Das Evangelium dieses Sonntags ist für Schwester Philippa „die Zusage Gottes, dass wir ihm unsere Last anvertrauen können“. In der Zeit ihrer persönlichen Trauer erfährt sie ganz konkret, was das heißt, wenn nämlich andere ihre Trauer teilen, sich ihr zuwenden und die Last leichter machen.

„Christus schaut mich an und ich ihn“

Foto: Ulrich Waschki
Die Benediktinerin Sr.

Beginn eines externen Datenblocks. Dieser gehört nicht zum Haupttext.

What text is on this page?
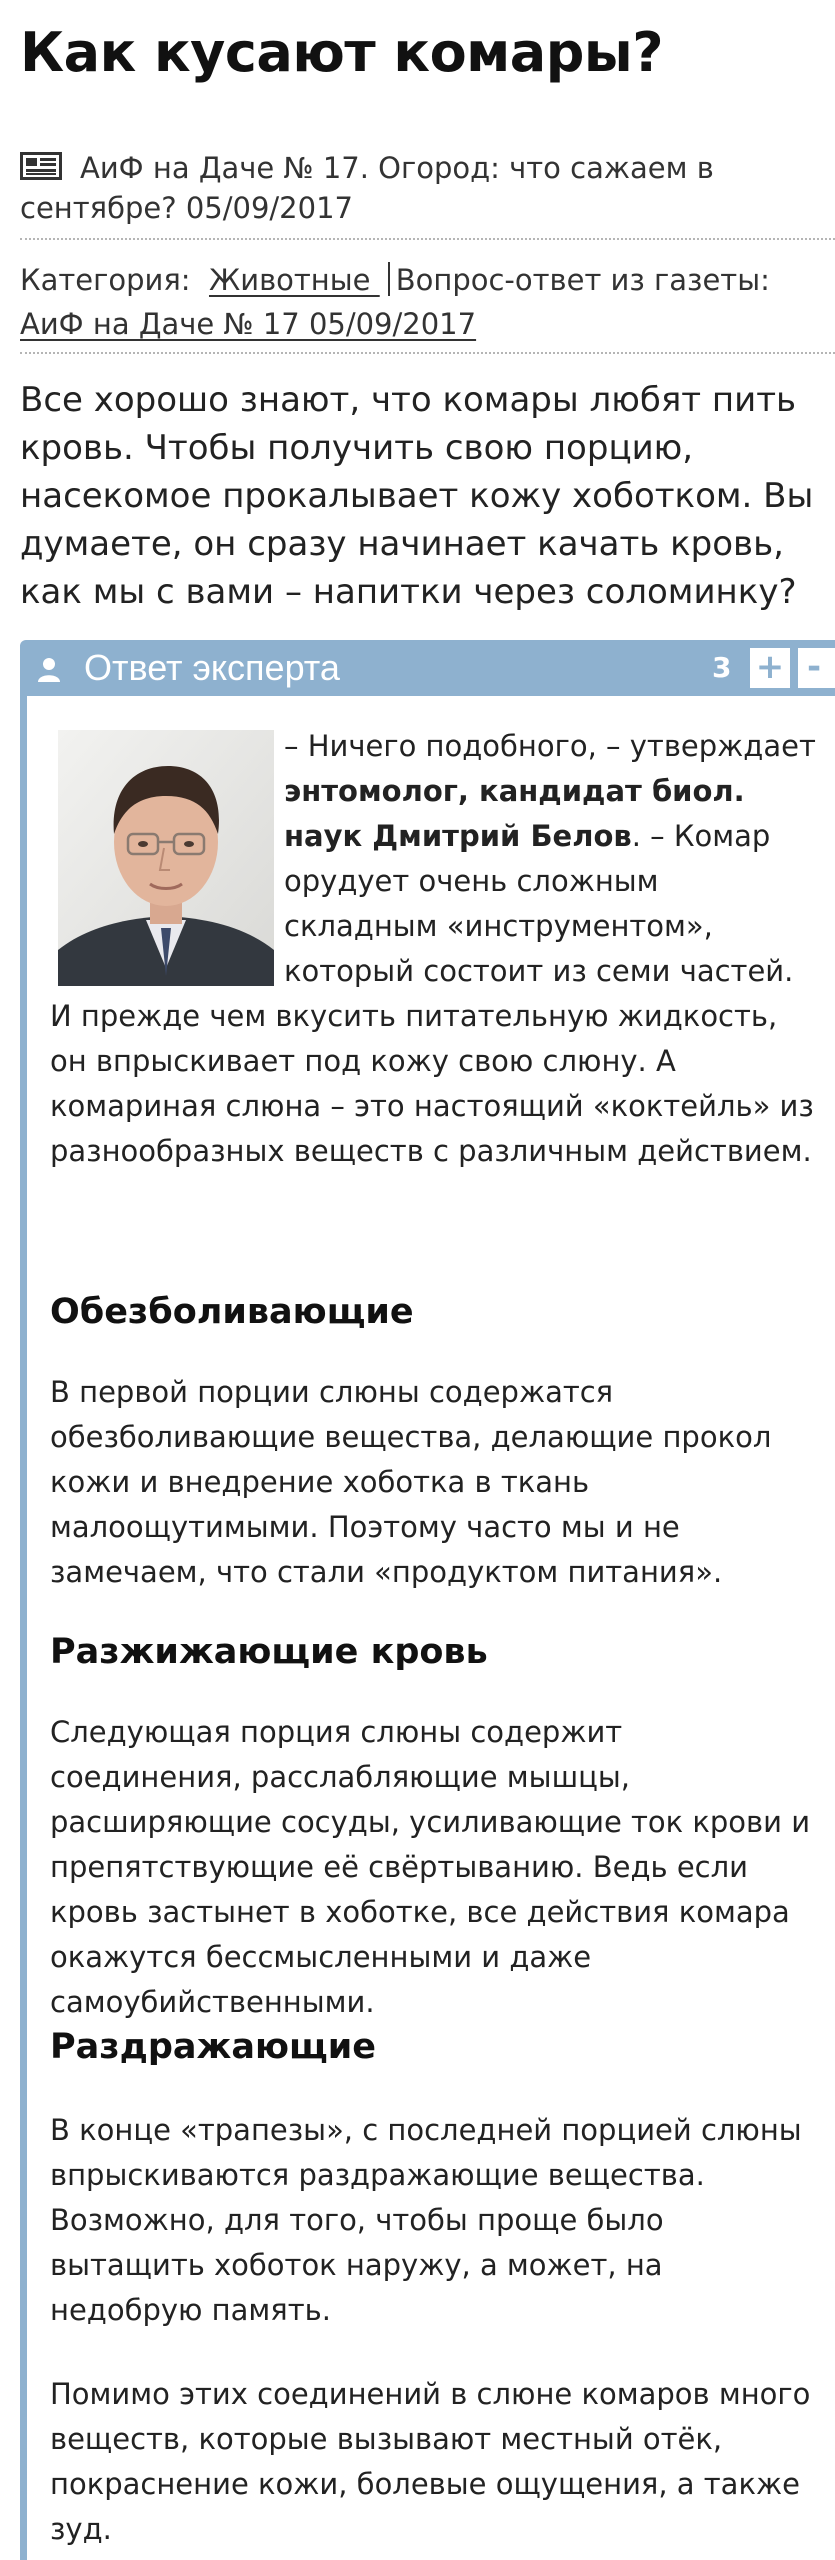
Как кусают комары?
АиФ на Даче № 17. Огород: что сажаем в сентябре? 05/09/2017
Категория: Животные Вопрос-ответ из газеты: АиФ на Даче № 17 05/09/2017

Все хорошо знают, что комары любят пить кровь. Чтобы получить свою порцию, насекомое прокалывает кожу хоботком. Вы думаете, он сразу начинает качать кровь, как мы с вами – напитки через соломинку?

Ответ эксперта	3 + -
– Ничего подобного, – утверждает энтомолог, кандидат биол. наук Дмитрий Белов. – Комар орудует очень сложным складным «инструментом», который состоит из семи частей. И прежде чем вкусить питательную жидкость, он впрыскивает под кожу свою слюну. А комариная слюна – это настоящий «коктейль» из разнообразных веществ с различным действием.
Обезболивающие

В первой порции слюны содержатся обезболивающие вещества, делающие прокол кожи и внедрение хоботка в ткань малоощутимыми. Поэтому часто мы и не замечаем, что стали «продуктом питания».

Разжижающие кровь

Следующая порция слюны содержит соединения, расслабляющие мышцы, расширяющие сосуды, усиливающие ток крови и препятствующие её свёртыванию. Ведь если кровь застынет в хоботке, все действия комара окажутся бессмысленными и даже самоубийственными.

Раздражающие

В конце «трапезы», с последней порцией слюны впрыскиваются раздражающие вещества. Возможно, для того, чтобы проще было вытащить хоботок наружу, а может, на недобрую память.

Помимо этих соединений в слюне комаров много веществ, которые вызывают местный отёк, покраснение кожи, болевые ощущения, а также зуд.
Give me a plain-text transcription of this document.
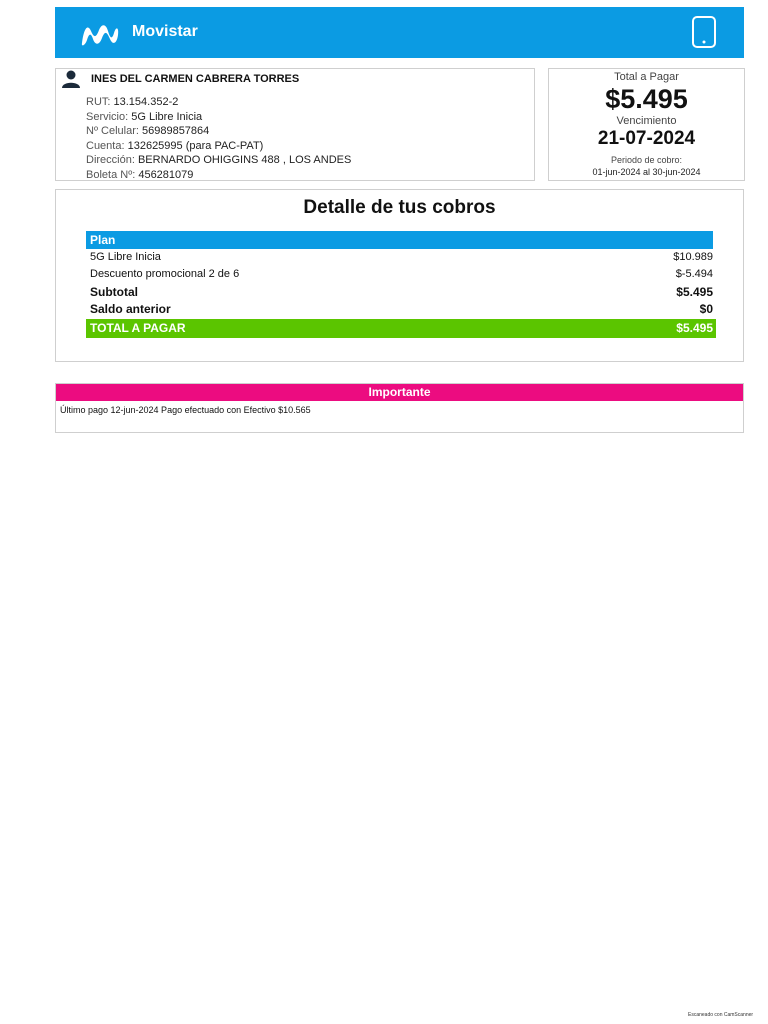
Movistar
INES DEL CARMEN CABRERA TORRES
RUT: 13.154.352-2
Servicio: 5G Libre Inicia
Nº Celular: 56989857864
Cuenta: 132625995 (para PAC-PAT)
Dirección: BERNARDO OHIGGINS 488 , LOS ANDES
Boleta Nº: 456281079
Total a Pagar
$5.495
Vencimiento
21-07-2024
Periodo de cobro:
01-jun-2024 al 30-jun-2024
Detalle de tus cobros
Plan
5G Libre Inicia	$10.989
Descuento promocional 2 de 6	$-5.494
Subtotal	$5.495
Saldo anterior	$0
TOTAL A PAGAR	$5.495
Importante
Último pago 12-jun-2024 Pago efectuado con Efectivo $10.565
Escaneado con CamScanner
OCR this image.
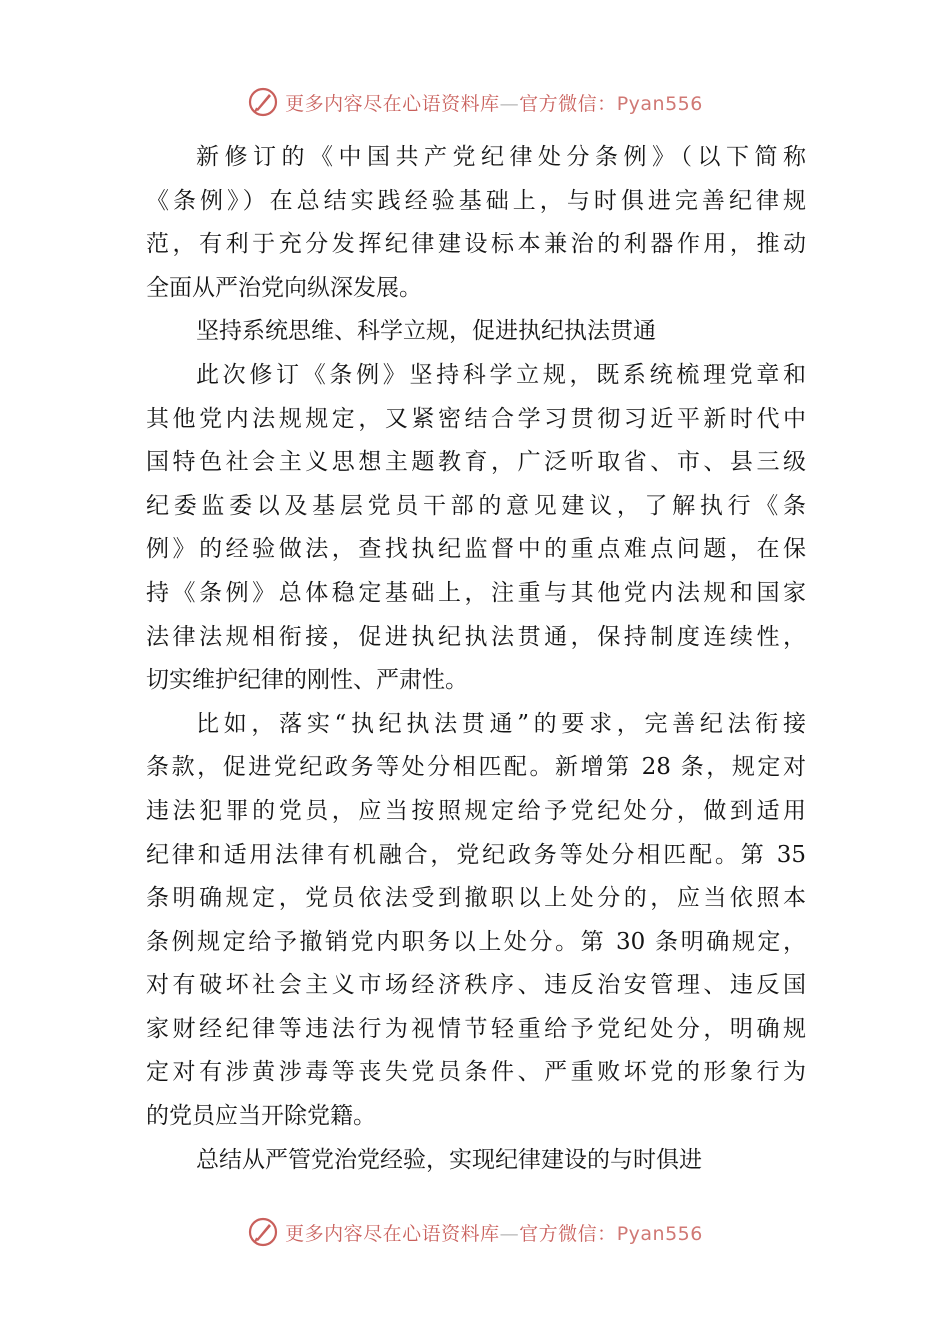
更多内容尽在心语资料库—官方微信：Pyan556
新修订的《中国共产党纪律处分条例》（以下简称
《条例》）在总结实践经验基础上，与时俱进完善纪律规
范，有利于充分发挥纪律建设标本兼治的利器作用，推动
全面从严治党向纵深发展。
坚持系统思维、科学立规，促进执纪执法贯通
此次修订《条例》坚持科学立规，既系统梳理党章和
其他党内法规规定，又紧密结合学习贯彻习近平新时代中
国特色社会主义思想主题教育，广泛听取省、市、县三级
纪委监委以及基层党员干部的意见建议，了解执行《条
例》的经验做法，查找执纪监督中的重点难点问题，在保
持《条例》总体稳定基础上，注重与其他党内法规和国家
法律法规相衔接，促进执纪执法贯通，保持制度连续性，
切实维护纪律的刚性、严肃性。
比如，落实“执纪执法贯通”的要求，完善纪法衔接
条款，促进党纪政务等处分相匹配。新增第 28 条，规定对
违法犯罪的党员，应当按照规定给予党纪处分，做到适用
纪律和适用法律有机融合，党纪政务等处分相匹配。第 35
条明确规定，党员依法受到撤职以上处分的，应当依照本
条例规定给予撤销党内职务以上处分。第 30 条明确规定，
对有破坏社会主义市场经济秩序、违反治安管理、违反国
家财经纪律等违法行为视情节轻重给予党纪处分，明确规
定对有涉黄涉毒等丧失党员条件、严重败坏党的形象行为
的党员应当开除党籍。
总结从严管党治党经验，实现纪律建设的与时俱进
更多内容尽在心语资料库—官方微信：Pyan556
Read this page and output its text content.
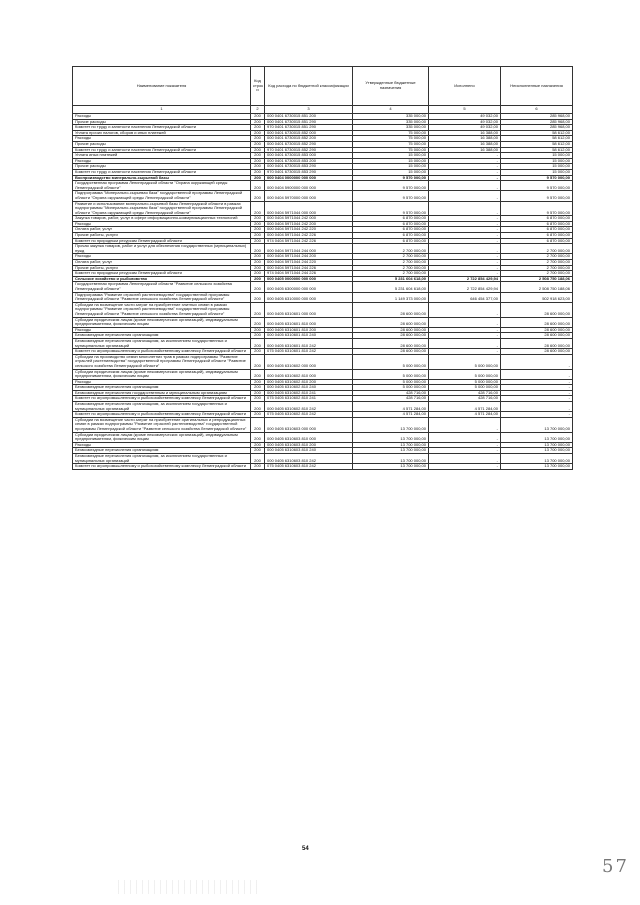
Наименование показателя	Код строк и	Код расхода по бюджетной классификации	Утвержденные бюджетные назначения	Исполнено	Неисполненные назначения
1	2	3	4	5	6
Расходы	200	000 0401 6730015 851 200	335 000,00	49 032,00	285 968,00
Прочие расходы	200	000 0401 6730015 851 290	335 000,00	49 032,00	285 968,00
Комитет по труду и занятости населения Ленинградской области	200	970 0401 6730015 851 290	335 000,00	49 032,00	285 968,00
Уплата прочих налогов, сборов и иных платежей	200	000 0401 6730015 852 000	75 000,00	16 388,00	58 612,00
Расходы	200	000 0401 6730015 852 200	75 000,00	16 388,00	58 612,00
Прочие расходы	200	000 0401 6730015 852 290	75 000,00	16 388,00	58 612,00
Комитет по труду и занятости населения Ленинградской области	200	970 0401 6730015 852 290	75 000,00	16 388,00	58 612,00
Уплата иных платежей	200	000 0401 6730015 853 000	15 000,00	-	15 000,00
Расходы	200	000 0401 6730015 853 200	15 000,00	-	15 000,00
Прочие расходы	200	000 0401 6730015 853 290	15 000,00	-	15 000,00
Комитет по труду и занятости населения Ленинградской области	200	970 0401 6730015 853 290	15 000,00	-	15 000,00
Воспроизводство минерально-сырьевой базы	200	000 0404 0000000 000 000	9 570 000,00	-	9 570 000,00
Государственная программа Ленинградской области "Охрана окружающей среды Ленинградской области"	200	000 0404 5900000 000 000	9 570 000,00	-	9 570 000,00
Подпрограмма "Минерально-сырьевая база" государственной программы Ленинградской области "Охрана окружающей среды Ленинградской области"	200	000 0404 5970000 000 000	9 570 000,00	-	9 570 000,00
Развитие и использование минерально-сырьевой базы Ленинградской области в рамках подпрограммы "Минерально-сырьевая база" государственной программы Ленинградской области "Охрана окружающей среды Ленинградской области"	200	000 0404 5971044 000 000	9 570 000,00	-	9 570 000,00
Закупка товаров, работ, услуг в сфере информационно-коммуникационных технологий	200	000 0404 5971044 242 000	6 870 000,00	-	6 870 000,00
Расходы	200	000 0404 5971044 242 200	6 870 000,00	-	6 870 000,00
Оплата работ, услуг	200	000 0404 5971044 242 220	6 870 000,00	-	6 870 000,00
Прочие работы, услуги	200	000 0404 5971044 242 226	6 870 000,00	-	6 870 000,00
Комитет по природным ресурсам Ленинградской области	200	974 0404 5971044 242 226	6 870 000,00	-	6 870 000,00
Прочая закупка товаров, работ и услуг для обеспечения государственных (муниципальных) нужд	200	000 0404 5971044 244 000	2 700 000,00	-	2 700 000,00
Расходы	200	000 0404 5971044 244 200	2 700 000,00	-	2 700 000,00
Оплата работ, услуг	200	000 0404 5971044 244 220	2 700 000,00	-	2 700 000,00
Прочие работы, услуги	200	000 0404 5971044 244 226	2 700 000,00	-	2 700 000,00
Комитет по природным ресурсам Ленинградской области	200	974 0404 5971044 244 226	2 700 000,00	-	2 700 000,00
Сельское хозяйство и рыболовство	200	000 0405 0000000 000 000	5 231 604 618,00	2 722 854 429,94	2 508 750 188,06
Государственная программа Ленинградской области "Развитие сельского хозяйства Ленинградской области"	200	000 0405 6300000 000 000	5 231 604 618,00	2 722 854 429,94	2 508 750 188,06
Подпрограмма "Развитие отраслей растениеводства" государственной программы Ленинградской области "Развитие сельского хозяйства Ленинградской области"	200	000 0405 6310000 000 000	1 149 373 000,00	646 454 377,00	502 918 623,00
Субсидии на возмещение части затрат на приобретение элитных семян в рамках подпрограммы "Развитие отраслей растениеводства" государственной программы Ленинградской области "Развитие сельского хозяйства Ленинградской области"	200	000 0405 6310601 000 000	28 600 000,00	-	28 600 000,00
Субсидии юридическим лицам (кроме некоммерческих организаций), индивидуальным предпринимателям, физическим лицам	200	000 0405 6310601 810 000	28 600 000,00	-	28 600 000,00
Расходы	200	000 0405 6310601 810 200	28 600 000,00	-	28 600 000,00
Безвозмездные перечисления организациям	200	000 0405 6310601 810 240	28 600 000,00	-	28 600 000,00
Безвозмездные перечисления организациям, за исключением государственных и муниципальных организаций	200	000 0405 6310601 810 242	28 600 000,00	-	28 600 000,00
Комитет по агропромышленному и рыбохозяйственному комплексу Ленинградской области	200	075 0405 6310601 810 242	28 600 000,00	-	28 600 000,00
Субсидии на производство семян многолетних трав в рамках подпрограммы "Развитие отраслей растениеводства" государственной программы Ленинградской области "Развитие сельского хозяйства Ленинградской области"	200	000 0405 6310602 000 000	5 000 000,00	5 000 000,00	-
Субсидии юридическим лицам (кроме некоммерческих организаций), индивидуальным предпринимателям, физическим лицам	200	000 0405 6310602 810 000	5 000 000,00	5 000 000,00	-
Расходы	200	000 0405 6310602 810 200	5 000 000,00	5 000 000,00	-
Безвозмездные перечисления организациям	200	000 0405 6310602 810 240	5 000 000,00	5 000 000,00	-
Безвозмездные перечисления государственным и муниципальным организациям	200	000 0405 6310602 810 241	428 716,00	428 716,00	-
Комитет по агропромышленному и рыбохозяйственному комплексу Ленинградской области	200	075 0405 6310602 810 241	428 716,00	428 716,00	-
Безвозмездные перечисления организациям, за исключением государственных и муниципальных организаций	200	000 0405 6310602 810 242	4 571 284,00	4 571 284,00	-
Комитет по агропромышленному и рыбохозяйственному комплексу Ленинградской области	200	075 0405 6310602 810 242	4 571 284,00	4 571 284,00	-
Субсидии на возмещение части затрат на приобретение оригинальных и репродукционных семян в рамках подпрограммы "Развитие отраслей растениеводства" государственной программы Ленинградской области "Развитие сельского хозяйства Ленинградской области"	200	000 0405 6310603 000 000	13 700 000,00	-	13 700 000,00
Субсидии юридическим лицам (кроме некоммерческих организаций), индивидуальным предпринимателям, физическим лицам	200	000 0405 6310603 810 000	13 700 000,00	-	13 700 000,00
Расходы	200	000 0405 6310603 810 200	13 700 000,00	-	13 700 000,00
Безвозмездные перечисления организациям	200	000 0405 6310603 810 240	13 700 000,00	-	13 700 000,00
Безвозмездные перечисления организациям, за исключением государственных и муниципальных организаций	200	000 0405 6310603 810 242	13 700 000,00	-	13 700 000,00
Комитет по агропромышленному и рыбохозяйственному комплексу Ленинградской области	200	075 0405 6310603 810 242	13 700 000,00	-	13 700 000,00
54
57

Philippa Rath
Foto: Ulrich Waschki

Doch im Evangelium ist es ja Jesus selbst, der den Menschen Hilfe verspricht. „Kommt her zu mir“, steht da, „ich selbst will euch erquicken“. Dort steht eben nicht „kommt zu meinen Helfern, sie werden euch erquicken“. Genau deswegen ist es Schwester Philippa so wichtig, in der Begleitung von Menschen diese zu Jesus zu führen. „Ich kann und darf mich von Gott begleiten lassen“, das will sie ihren Gesprächspartnern zeigen. 

Sie rät ihnen, sich in ihrem Umfeld einen Rückzugsort zu suchen, um das Gespräch mit Gott zu pflegen. Aber nicht nur einmal, nicht nur dann, wenn die Not am größten ist, sondern regelmäßig. „Zur Lebensbewältigung ist es wichtig, eine geregelte Beziehung nach oben zu pflegen“, sagt Philippa Rath.

Ein guter Ort dafür ist die Abtei, in der Schwester Philippa lebt. Besuchern rät sie, sich in die Kirche zu setzen. In der Apsis über dem Altar ist ein großes Christusmosaik. Jesus in weißem Gewand, mit ausgebreiteten Armen, die Augen auf jeden einzelnen Menschen in der Kirche gerichtet. Ein Ort, um Ruhe zu finden für die Seele. „Ich setze mich hin und lasse mich von Christus anschauen. Er schaut mich an, und ich schaue ihn an“, beschreibt Schwester Philippa. Wer das tut, sieht einen Christus, der jeden in die Arme nimmt. „Er ist ein Gott, der jeden bedingungslos liebt.“ So geliebt können Menschen Kraft schöpfen, ihr Leben meistern und endlich Ruhe finden für ihre Seele.